Revista Española de Pedagogía (Sep 2024)
Teaching pro-environmental rules: Implications for environmental education and climate change
Abstract
The concern regarding the gap between words and actions has spread through different contexts, in particular those relating to environmental education. Despite repeated warnings about the damaging impact of human behaviour on the environment and the effect of actions undertaken to teach people to protect the environment (pro-environmental behaviours), there have been few advances in relation to favourable responses from people’s actions. The alternatives proposed in environmental education to reduce this gap include research relating to teaching pro-environmental rules and its impact on human behaviour.

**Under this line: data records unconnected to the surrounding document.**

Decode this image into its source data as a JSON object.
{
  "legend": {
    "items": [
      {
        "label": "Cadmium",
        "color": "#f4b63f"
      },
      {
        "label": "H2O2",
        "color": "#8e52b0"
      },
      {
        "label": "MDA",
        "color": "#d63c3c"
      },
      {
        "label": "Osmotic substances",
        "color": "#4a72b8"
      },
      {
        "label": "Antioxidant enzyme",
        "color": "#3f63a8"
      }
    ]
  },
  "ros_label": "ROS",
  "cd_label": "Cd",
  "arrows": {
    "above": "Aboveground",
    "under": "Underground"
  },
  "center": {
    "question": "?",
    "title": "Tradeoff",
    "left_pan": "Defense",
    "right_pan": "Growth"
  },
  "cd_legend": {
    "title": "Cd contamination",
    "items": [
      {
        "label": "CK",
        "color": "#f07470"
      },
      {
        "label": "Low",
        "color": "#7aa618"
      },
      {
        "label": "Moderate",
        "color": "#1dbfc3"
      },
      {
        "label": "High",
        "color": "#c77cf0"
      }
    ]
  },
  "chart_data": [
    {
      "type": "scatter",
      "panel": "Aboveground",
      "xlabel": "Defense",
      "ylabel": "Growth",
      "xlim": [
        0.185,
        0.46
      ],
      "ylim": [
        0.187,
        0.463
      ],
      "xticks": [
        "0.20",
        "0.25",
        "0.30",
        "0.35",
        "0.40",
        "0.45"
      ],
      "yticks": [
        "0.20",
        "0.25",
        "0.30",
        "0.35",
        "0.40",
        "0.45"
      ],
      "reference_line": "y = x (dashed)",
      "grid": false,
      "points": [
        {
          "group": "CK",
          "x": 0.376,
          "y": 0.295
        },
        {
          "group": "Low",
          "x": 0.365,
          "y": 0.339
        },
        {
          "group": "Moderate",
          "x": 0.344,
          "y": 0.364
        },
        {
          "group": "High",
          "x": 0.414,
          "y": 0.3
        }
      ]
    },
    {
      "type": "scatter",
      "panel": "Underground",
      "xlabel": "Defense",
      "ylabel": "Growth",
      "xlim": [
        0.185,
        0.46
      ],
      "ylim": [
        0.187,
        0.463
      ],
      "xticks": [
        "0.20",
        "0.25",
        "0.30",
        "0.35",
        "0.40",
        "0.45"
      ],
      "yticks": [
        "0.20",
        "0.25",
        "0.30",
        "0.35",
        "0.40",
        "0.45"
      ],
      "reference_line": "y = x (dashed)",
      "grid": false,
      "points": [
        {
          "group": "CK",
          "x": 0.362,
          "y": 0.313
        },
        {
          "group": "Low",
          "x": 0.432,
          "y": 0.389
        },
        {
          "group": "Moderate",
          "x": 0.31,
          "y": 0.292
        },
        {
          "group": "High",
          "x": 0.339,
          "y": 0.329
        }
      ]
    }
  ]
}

Rule learning poses challenges for the comprehension of human behaviour, especially for environmental education in general and climate change in particular as well as being proposed as an epistemological and theoretical approach to human behaviour insofar as it differs from the established approach in physiological, medical, attitudinal, cognitive, or motivational mediation models that explain behaviour on the basis of factors that are internal to the individual. This article discusses the origins, genetic or environmental [Chomsky (1959) vs. Skinner (1957, 1981)], of verbal behaviour with regards to its origin and development in ontogenesis. Afterwards, it considers the notion of rule-governed behaviour with the definitions and different taxonomies that have been proposed regarding rules, as well as the variables associated with (in) sensitivity to following them and the possible alternative approaches for each of the (in)sensitivity factors identified. Finally, it analyses the role of education in pro-environmental rules for regulating people’s own behaviour and in the design of macro- and metacontingencies to incentivise environmental protection in large human groups.